When AI companies say they will bootstrap alignment, they are admitting defeat on solving the alignment problem, and saying that instead they will rely on AI to solve it for them. So they’re facing a problem of unknown difficulty, but where the difficulty is high enough that they don’t think they can solve it. And to remediate this, they will use a novel technique never before used in history—i.e., counting on slightly-superhuman AI to do the bulk of the work.
If they mess up and this plan doesn’t work, then superintelligent AI kills everyone.
And they think this is an acceptable plan, and it is acceptable for them to build up to human-level AI or beyond on the basis of this plan.
What?
It takes remarkable hubris to believe that a problem is this hard, to believe that humanity’s survival depends on getting the right solution, and yet be this confident that it will be solved.
If you don’t know how hard a problem is, then it’s harder than you think.
If you plan on using a technique that’s never been used before, then that technique is less effective than you think.
If you have a problem of unknown difficulty that you want to solve using unknown methods, and you don’t know how you will develop those methods, and failure would be catastrophic, then you shouldn’t do that.
Imagine if NASA wanted to land on the moon and they were trying to figure out how to make rocket fuel, but metalworking hadn’t been invented yet so all their rockets were made of wood. And they said, we are working on figuring out how to make some material won’t get incinerated by rocket fuel; no, we don’t know what that material is, and we have no theory of how to make it; but don’t worry, in 2020 we only had maple and today we are using oak, so we’re making good progress.
This would not be an acceptable plan for solving a medium-stakes problem. It is certainly not an acceptable approach when a failure would destroy everything that matters in the world.
A steelman of this position would be something like:
Yes, our plan has a good chance of failing and killing everyone.
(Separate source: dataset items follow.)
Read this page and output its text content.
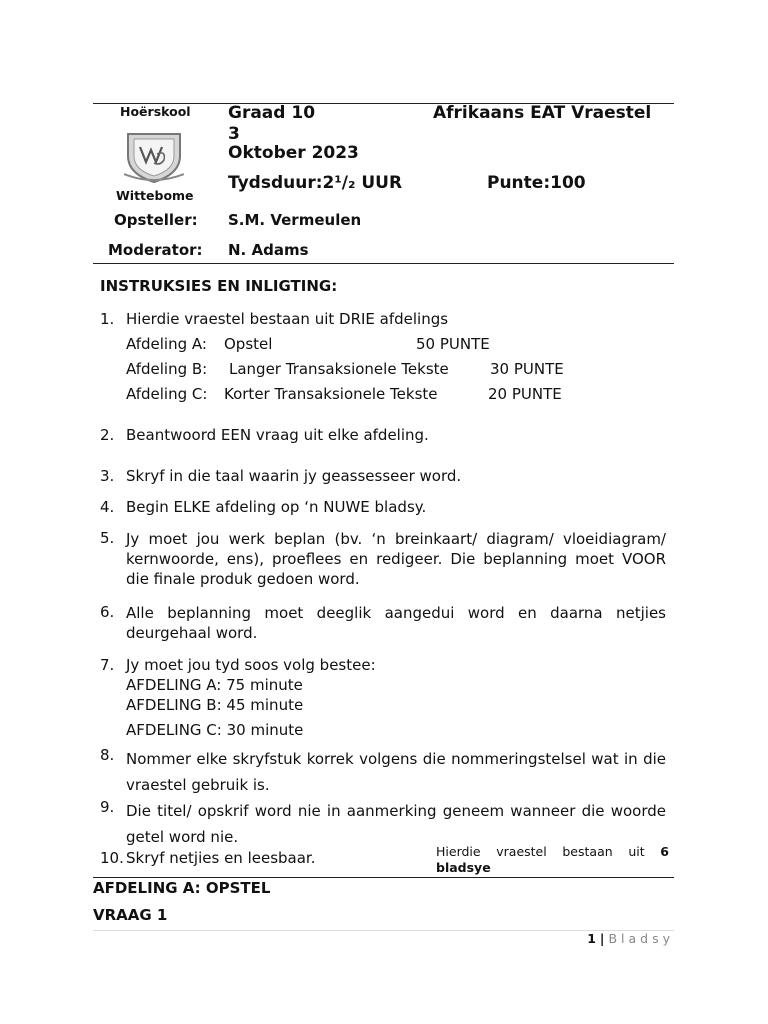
Hoërskool
Wittebome
Graad 10	Afrikaans EAT Vraestel
3
Oktober 2023
Tydsduur:2¹/₂ UUR	Punte:100
Opsteller: S.M. Vermeulen
Moderator: N. Adams
INSTRUKSIES EN INLIGTING:
1. Hierdie vraestel bestaan uit DRIE afdelings
Afdeling A: Opstel	50 PUNTE
Afdeling B: Langer Transaksionele Tekste	30 PUNTE
Afdeling C: Korter Transaksionele Tekste	20 PUNTE
2. Beantwoord EEN vraag uit elke afdeling.
3. Skryf in die taal waarin jy geassesseer word.
4. Begin ELKE afdeling op ‘n NUWE bladsy.
5. Jy moet jou werk beplan (bv. ‘n breinkaart/ diagram/ vloeidiagram/ kernwoorde, ens), proeflees en redigeer. Die beplanning moet VOOR die finale produk gedoen word.
6. Alle beplanning moet deeglik aangedui word en daarna netjies deurgehaal word.
7. Jy moet jou tyd soos volg bestee:
AFDELING A: 75 minute
AFDELING B: 45 minute
AFDELING C: 30 minute
8. Nommer elke skryfstuk korrek volgens die nommeringstelsel wat in die vraestel gebruik is.
9. Die titel/ opskrif word nie in aanmerking geneem wanneer die woorde getel word nie.
10. Skryf netjies en leesbaar.	Hierdie vraestel bestaan uit 6
bladsye
AFDELING A: OPSTEL
VRAAG 1
1 | Bladsy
But if we don’t build ASI using alignment bootstrapping, some other company will build ASI using even worse techniques, and we’re even more likely to die. So building ASI this way is our best option, even though it’s extremely risky.
Some people believe this. A small number of individuals have said things to this effect. I think they’re still wrong, but at least I get it.
To my knowledge, no one has ever said this in their capacity as a person who is directly working on ASI development or alignment.
I don’t respect AI companies when they publish their roadmaps for handling alignment, and then at no point does the roadmap say anything like
This is a bad plan that has an unacceptably high risk of killing everyone. We’d much prefer to coordinate to slow down and take our time. We would support a global halt on developing ASI until it can be proven safe; but until such time as that happens, we will continue building ASI using our least-bad plan.
The fact that they don’t say this makes coordination more difficult—it’s a self-fulfilling prophecy. Concealing the difficulty of the alignment problem actively contributes to the situation in which the wider world does not take AI risk seriously, and safety-minded developers feel forced to follow a dangerous plan as the least-bad option.
Every major safety proposal by an AI company should start with a disclaimer like “This is a frighteningly risky plan that we are not at all confident in, but it’s our best option due to the lack of widespread agreement about the importance of AI risk.” And they should be simultaneously pushing for global regulations so that they no longer have to take this dangerous route.